Из предреволюционных встреч с Георгием Васильевичем последней было наше свидание в Лондоне. Знаю не только по своему опыту: когда русские ненадолго приезжали в Лондон, их можно было найти в библиотеке Британского музея, То, что могла предложить библиотека, не могло предложить ни одно из иных европейских книжных и рукописных собраний. Поэтому, попав в конце шестнадцатого года в Лондон, я устремился в Британский музей. Помню, что просидел над подшивкой лондонской «Колл» до вечера и, проголодавшись, пошел в буфет. Бутерброд и стакан молока не потребовали много времени, и я готовился вернуться в читальный зал, когда увидел Георгия Васильевича. Видно, годы, прошедшие со времени нашей парижской встречи, были для него нелегкими: он похудел и, пожалуй, даже осунулся, только глаза были прежними — большие, мглисто–коричневые, они все с той же печалью смотрели вокруг. «Николай Андреевич, вы знакомы с Маклином? — спросил он и указал на своего собеседника, который с пристальным вниманием рассматривал меня; человек отнял ото рта массивную трубку, как мне показалось потухшую, поклонился. — Друг Маклин приглашает в Эдинбург, а потом готов провезти по стране, обещая показать Шотландию Бёрн–са… Заманчиво, но как выбраться из Лондона — время вон какое горячее!» Да, то был Маклин, знаменитый Маклин, воитель революции, борец за шотландскую свободу, которого только что вызволила из тюрьмы рабочая Великобритания. «Не теряю надежды и я пригласить друга Маклина в свободную Россию, да кстати показать ему Россию Лермонтова… «О, Лермонт, Лер–монт!» — воскликнул Маклин, на шотландский манер многократно повторив имя поэта и точно подчеркнув: Лермонтову не чужда Шотландия, совсем не чужда… «Маклин говорит, что нет города на островах, который бы так ожесточился против войны, как Глазго», — произнес Георгий Васильевич и вызвал восторг у Маклина. «О, Глазго, Глазго!» — возликовал шотландец. Мне показалось в этот раз, что антивоенные настроения завладели Чичериным не на шутку — своих здешних друзей он подбирал по этому признаку, Маклин был одним из них. Очевидно, влияние Маклина на Чичерина, как в свое время и влияние Либкнехта, было плодотворным, имел место и обратный процесс. У этой встречи был более чем красноречивый эпилог. Не без участия Чичерина шотландец стал другом русской свободы и доказал это делом, согласившись вскоре после Октября быть первым консулом советской России в Шотландии.

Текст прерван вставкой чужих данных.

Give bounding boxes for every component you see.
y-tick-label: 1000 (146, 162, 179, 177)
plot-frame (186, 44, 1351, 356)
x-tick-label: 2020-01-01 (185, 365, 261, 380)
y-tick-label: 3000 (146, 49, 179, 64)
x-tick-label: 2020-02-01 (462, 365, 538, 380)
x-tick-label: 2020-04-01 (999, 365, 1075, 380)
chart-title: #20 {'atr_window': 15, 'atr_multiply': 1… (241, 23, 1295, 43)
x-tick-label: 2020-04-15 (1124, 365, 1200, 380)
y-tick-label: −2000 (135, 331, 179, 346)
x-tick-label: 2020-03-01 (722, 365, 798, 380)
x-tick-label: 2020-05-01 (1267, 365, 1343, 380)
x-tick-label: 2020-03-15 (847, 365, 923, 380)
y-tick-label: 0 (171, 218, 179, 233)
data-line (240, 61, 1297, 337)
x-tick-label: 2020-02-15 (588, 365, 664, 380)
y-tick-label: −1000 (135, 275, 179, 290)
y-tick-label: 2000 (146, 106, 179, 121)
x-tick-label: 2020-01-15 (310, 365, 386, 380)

Вспоминаю Чичерина, и на память приходят его собеседники: Плеханов, Либкнехт, Коллонтай, Маклин…
Наверно, воздействие их на Георгия Васильевича было неодинаковым, но в моем сознании он рос от одной встречи к другой, укрепляясь в своей вере, которая с такой силой заявила о себе в последующие годы, когда он встал рядом с Лениным как его сподвижник и народный комиссар… Вот вопрос, который я не раз задавал себе: как складывались их отношения, как возникли, развивались с самого начала? Ленин, разумеется, знал о колебаниях Чичерина, но, так мне кажется, не относил его к прочим плехановцам, заметно обосабливая. Есть свидетельство убедительное, что дело обстояло именно так: «В примиренческом парижском «Нашем Слове» т.